Action collective des «Courageuses»: Gilbert Rozon veut en appeler du jugement
MONTRÉAL — Gilbert Rozon veut en appeler du jugement qui a autorisé l’action collective des «Courageuses» contre lui. Le fondateur de Juste pour rire a déposé plus tôt en juillet une demande pour obtenir la permission de la Cour d’appel afin de pouvoir présenter ses arguments — et faire annuler cette autorisation.
Selon lui, il semble que le juge Donald Bisson de la Cour supérieure — qui a donné son feu vert à l’action — ait voulu faciliter la dénonciation d’actes d’agression sexuelle. «Un objectif louable, certes, mais étranger aux critères d’autorisation de l’action collective», peut-on notamment lire dans la requête pour permission d’en appeler.
L’homme de 63 ans a été poursuivi par un groupe de femmes qui se sont donné le nom «Les Courageuses». Elles accusent l’ex-producteur de harcèlement et d’agressions sexuelles et lui réclament des dommages — dont des dommages exemplaires — pour ce qu’elles allèguent avoir subi.
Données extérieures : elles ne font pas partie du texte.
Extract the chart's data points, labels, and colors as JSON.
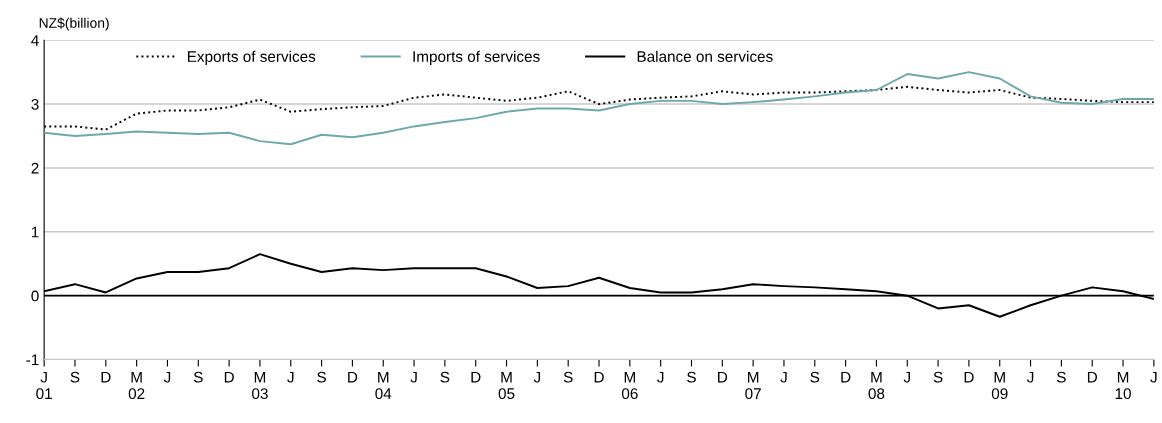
{
  "chart_data": {
    "type": "line",
    "ylabel": "NZ$(billion)",
    "categories": [
      "J\n01",
      "S",
      "D",
      "M\n02",
      "J",
      "S",
      "D",
      "M\n03",
      "J",
      "S",
      "D",
      "M\n04",
      "J",
      "S",
      "D",
      "M\n05",
      "J",
      "S",
      "D",
      "M\n06",
      "J",
      "S",
      "D",
      "M\n07",
      "J",
      "S",
      "D",
      "M\n08",
      "J",
      "S",
      "D",
      "M\n09",
      "J",
      "S",
      "D",
      "M\n10",
      "J"
    ],
    "series": [
      {
        "name": "Exports of services",
        "color": "#000000",
        "line_style": "dotted",
        "values": [
          2.65,
          2.65,
          2.6,
          2.85,
          2.9,
          2.9,
          2.95,
          3.07,
          2.88,
          2.92,
          2.95,
          2.97,
          3.1,
          3.15,
          3.1,
          3.05,
          3.1,
          3.2,
          3.0,
          3.07,
          3.1,
          3.12,
          3.2,
          3.15,
          3.18,
          3.18,
          3.2,
          3.22,
          3.27,
          3.22,
          3.18,
          3.22,
          3.1,
          3.08,
          3.05,
          3.03,
          3.03
        ]
      },
      {
        "name": "Imports of services",
        "color": "#6fa8a8",
        "line_style": "solid",
        "values": [
          2.55,
          2.5,
          2.53,
          2.57,
          2.55,
          2.53,
          2.55,
          2.42,
          2.37,
          2.52,
          2.48,
          2.55,
          2.65,
          2.72,
          2.78,
          2.88,
          2.93,
          2.93,
          2.9,
          3.0,
          3.05,
          3.05,
          3.0,
          3.03,
          3.07,
          3.12,
          3.18,
          3.22,
          3.47,
          3.4,
          3.5,
          3.4,
          3.12,
          3.02,
          3.0,
          3.08,
          3.08
        ]
      },
      {
        "name": "Balance on services",
        "color": "#000000",
        "line_style": "solid",
        "values": [
          0.07,
          0.18,
          0.05,
          0.27,
          0.37,
          0.37,
          0.43,
          0.65,
          0.5,
          0.37,
          0.43,
          0.4,
          0.43,
          0.43,
          0.43,
          0.3,
          0.12,
          0.15,
          0.28,
          0.12,
          0.05,
          0.05,
          0.1,
          0.18,
          0.15,
          0.13,
          0.1,
          0.07,
          0.0,
          -0.2,
          -0.15,
          -0.33,
          -0.15,
          0.0,
          0.13,
          0.07,
          -0.05
        ]
      }
    ],
    "ylim": [
      -1,
      4
    ],
    "yticks": [
      -1,
      0,
      1,
      2,
      3,
      4
    ],
    "ref_lines": [
      {
        "axis": "y",
        "value": 0,
        "color": "#000000"
      }
    ],
    "grid": "y",
    "legend": "top",
    "marker": "none"
  }
}
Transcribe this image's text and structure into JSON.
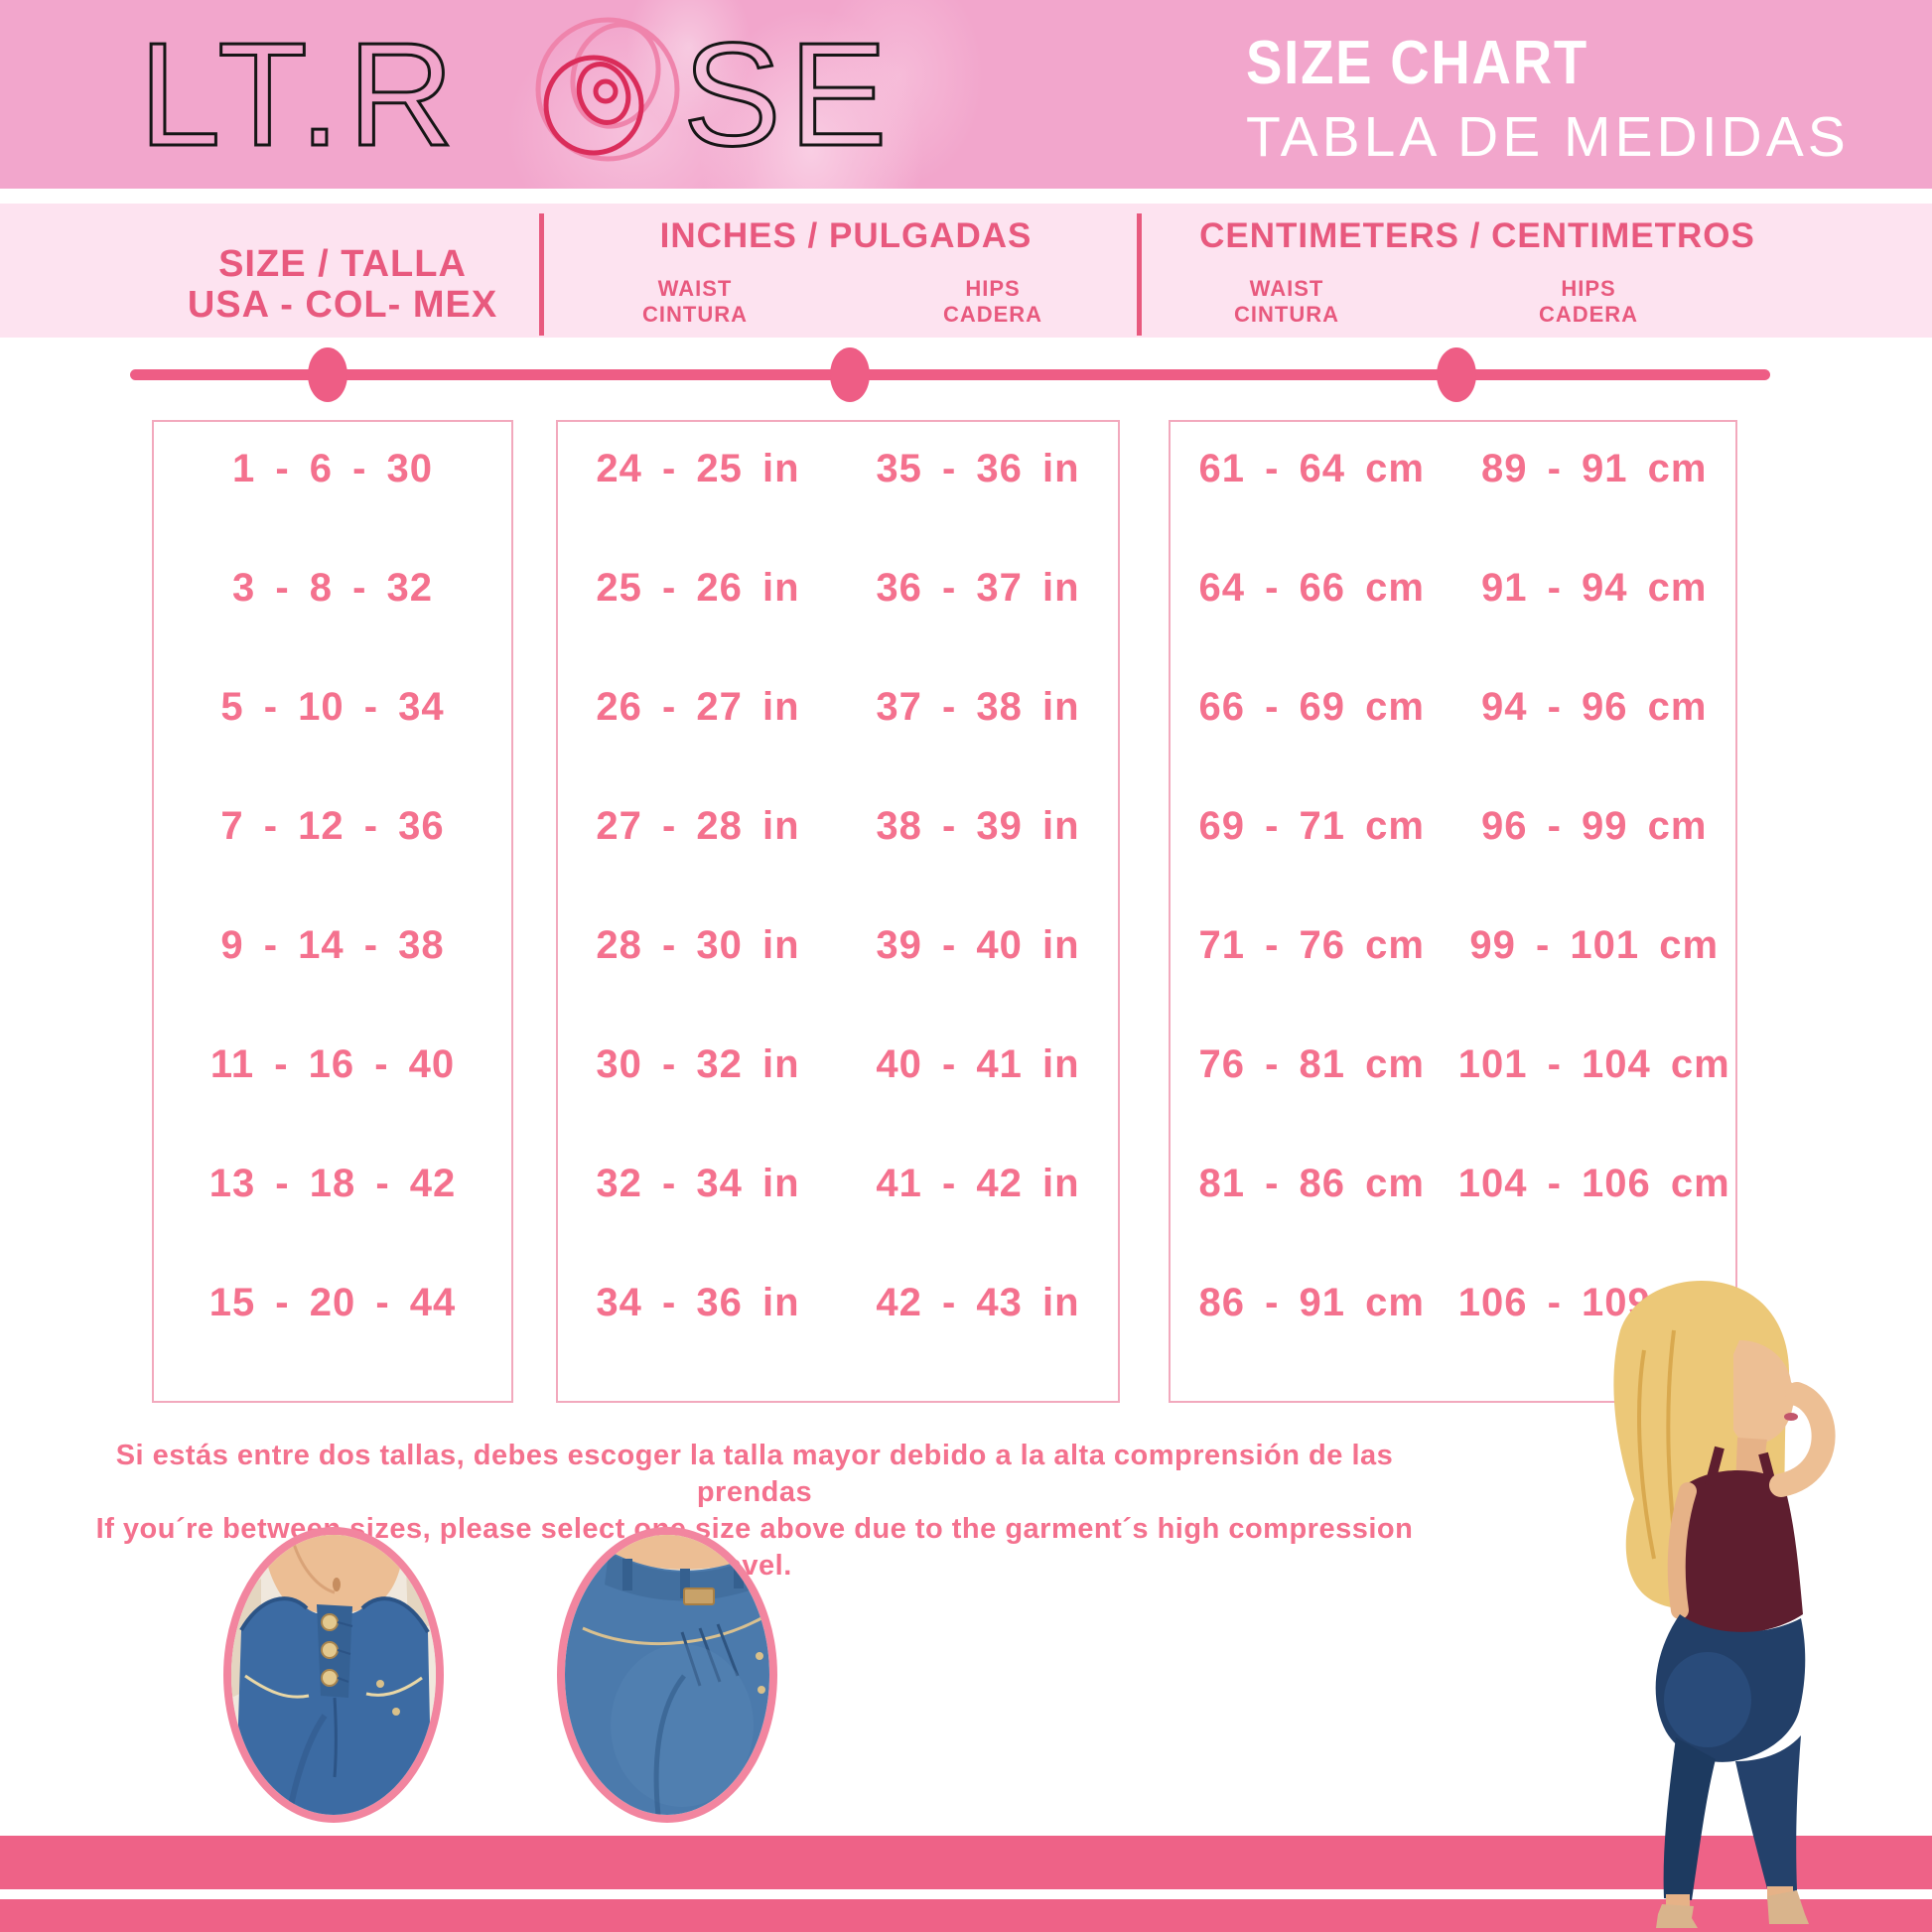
{
  "header": {
    "logo_part1": "LT.R",
    "logo_part2": "SE",
    "title": "SIZE CHART",
    "subtitle": "TABLA DE MEDIDAS"
  },
  "table_header": {
    "size": {
      "line1": "SIZE / TALLA",
      "line2": "USA - COL- MEX"
    },
    "inches": {
      "title": "INCHES / PULGADAS",
      "waist": {
        "line1": "WAIST",
        "line2": "CINTURA"
      },
      "hips": {
        "line1": "HIPS",
        "line2": "CADERA"
      }
    },
    "centimeters": {
      "title": "CENTIMETERS / CENTIMETROS",
      "waist": {
        "line1": "WAIST",
        "line2": "CINTURA"
      },
      "hips": {
        "line1": "HIPS",
        "line2": "CADERA"
      }
    }
  },
  "chart_data": {
    "type": "table",
    "title": "SIZE CHART / TABLA DE MEDIDAS",
    "columns": [
      "SIZE / TALLA (USA - COL - MEX)",
      "INCHES WAIST / CINTURA",
      "INCHES HIPS / CADERA",
      "CENTIMETERS WAIST / CINTURA",
      "CENTIMETERS HIPS / CADERA"
    ],
    "rows": [
      {
        "size": "1 - 6 - 30",
        "waist_in": "24 - 25 in",
        "hips_in": "35 - 36 in",
        "waist_cm": "61 - 64 cm",
        "hips_cm": "89 - 91 cm"
      },
      {
        "size": "3 - 8 - 32",
        "waist_in": "25 - 26 in",
        "hips_in": "36 - 37 in",
        "waist_cm": "64 - 66 cm",
        "hips_cm": "91 - 94 cm"
      },
      {
        "size": "5 - 10 - 34",
        "waist_in": "26 - 27 in",
        "hips_in": "37 - 38 in",
        "waist_cm": "66 - 69 cm",
        "hips_cm": "94 - 96 cm"
      },
      {
        "size": "7 - 12 - 36",
        "waist_in": "27 - 28 in",
        "hips_in": "38 - 39 in",
        "waist_cm": "69 - 71 cm",
        "hips_cm": "96 - 99 cm"
      },
      {
        "size": "9 - 14 - 38",
        "waist_in": "28 - 30 in",
        "hips_in": "39 - 40 in",
        "waist_cm": "71 - 76 cm",
        "hips_cm": "99 - 101 cm"
      },
      {
        "size": "11 - 16 - 40",
        "waist_in": "30 - 32 in",
        "hips_in": "40 - 41 in",
        "waist_cm": "76 - 81 cm",
        "hips_cm": "101 - 104 cm"
      },
      {
        "size": "13 - 18 - 42",
        "waist_in": "32 - 34 in",
        "hips_in": "41 - 42 in",
        "waist_cm": "81 - 86 cm",
        "hips_cm": "104 - 106 cm"
      },
      {
        "size": "15 - 20 - 44",
        "waist_in": "34 - 36 in",
        "hips_in": "42 - 43 in",
        "waist_cm": "86 - 91 cm",
        "hips_cm": "106 - 109 cm"
      }
    ]
  },
  "note": {
    "line1_es": "Si estás entre dos tallas, debes escoger la talla mayor debido a la alta comprensión de las prendas",
    "line2_en": "If you´re between sizes, please select one size above due to the garment´s high compression level."
  },
  "colors": {
    "header-bg": "#f2a6cc",
    "band-bg": "#fde3f0",
    "accent": "#e8597e",
    "accent-light": "#f4718e",
    "line-pink": "#ee5d85",
    "footer-pink": "#ee6287",
    "box-border": "#f2a9bd",
    "logo-ink": "#161616",
    "rose-red": "#da2c5a",
    "rose-pink": "#ef84ac",
    "title-white": "#ffffff"
  }
}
Selon le groupe, M. Rozon aurait fait au moins 20 victimes sur une période de 34 ans, de 1982 à 2016, ce que réfute fermement le producteur. Outre Patricia Tulasne, qui est la représentante du groupe, on ignore l’identité des autres femmes.
Ces allégations n’ont pas encore subi le test des tribunaux, et aucune accusation criminelle n’a été déposée contre Gilbert Rozon.
Dans sa requête pour permission d’en appeler du jugement d’autorisation, Gilbert Rozon prétend qu’il est truffé d’erreurs, non seulement quant aux critères qui doivent être rencontrés pour pouvoir intenter une action collective — qui ne sont permises qu’à certaines conditions — mais aussi quant à l’interprétation que le magistrat a donnée aux faits de cette affaire.
L’audition de cette demande en Cour d’appel est prévue pour le 15 août.
Le juge Bisson avait autorisé l’action collective le 22 mai dernier.
Il avait alors accordé aux «Courageuses» le droit de réclamer, au nom de toutes «les personnes agressées et/ou harcelées sexuellement par Gilbert Rozon», jusqu’à 10 millions $ en dommages punitifs, en plus des dommages moraux et pécuniaires.
Les erreurs faites par le juge Bisson sont déterminantes, dit l’homme d’affaires bien connu, car sans elles, l’action n’aurait pas été autorisée, est-il écrit dans la requête dont La Presse canadienne a obtenu copie.
Le jugement est «sans précédent», car il ne vise qu’une seule personne et non pas une institution d’enseignement ou religieuse comme ce fut le cas de la majorité des actions collectives intentées pour agressions sexuelles dans le passé — où les victimes étaient des enfants ou des personnes handicapées. Il y avait alors présomption de non-consentement, ces personnes vulnérables ne pouvant en aucun cas dire oui à une activité sexuelle.
Ici, l’absence de consentement ne peut être présumée, ce qui fait que cette preuve doit être faite de façon individuelle pour la quasi-totalité des victimes alléguées, est-il écrit.
Bref, M. Rozon fait notamment valoir qu’il n’y a pas de lien commun entre les fautes alléguées, ni entre les femmes du groupe et leurs situations respectives. Il y a donc un lien insuffisant pour constituer un groupe valide comme base de l’action collective.
Chaque situation devra être analysée séparément pour conclure s’il y a faute ou pas, ajoute-t-il.
M. Rozon soutient que le juge Bisson a été influencé par des «considérations sociales étrangères» en analysant les critères donnant ouverture à une action collective, et cela, parce qu’il s’agissait d’une affaire d’agressions sexuelles.
«Cette considération de politique générale est d’ailleurs omniprésente tout au long du jugement, à tel point qu’elle prend le dessus sur l’analyse des critères requis par la loi».
Le juge a donné une «attention démesurée» à la nécessité de faciliter la dénonciation d’agression, argue M. Rozon par la bouche de ses avocats. L’appel devrait être accordé pour que les critères soient appliqués de façon uniforme, peu importe le type d’action.
Dans sa décision du 22 mai, le juge Bisson écrivait que selon lui, «le véhicule procédural de l’action collective a démontré son efficacité dans les dossiers d’agressions sexuelles puisqu’il a permis à des centaines de victimes d’avoir accès à la justice au Québec».
Si «Les Courageuses» n’étaient pas autorisées à intenter leur action, «il est fort probable que de très nombreuses victimes seraient privées de l’exercice de leurs droits», poursuivait-il dans son jugement de 40 pages.
Dans la foulée des allégations d’agression rapportées dans des médias en octobre dernier, Gilbert Rozon avait démissionné de ses fonctions de président du Groupe Juste pour rire et son entreprise a depuis été vendue.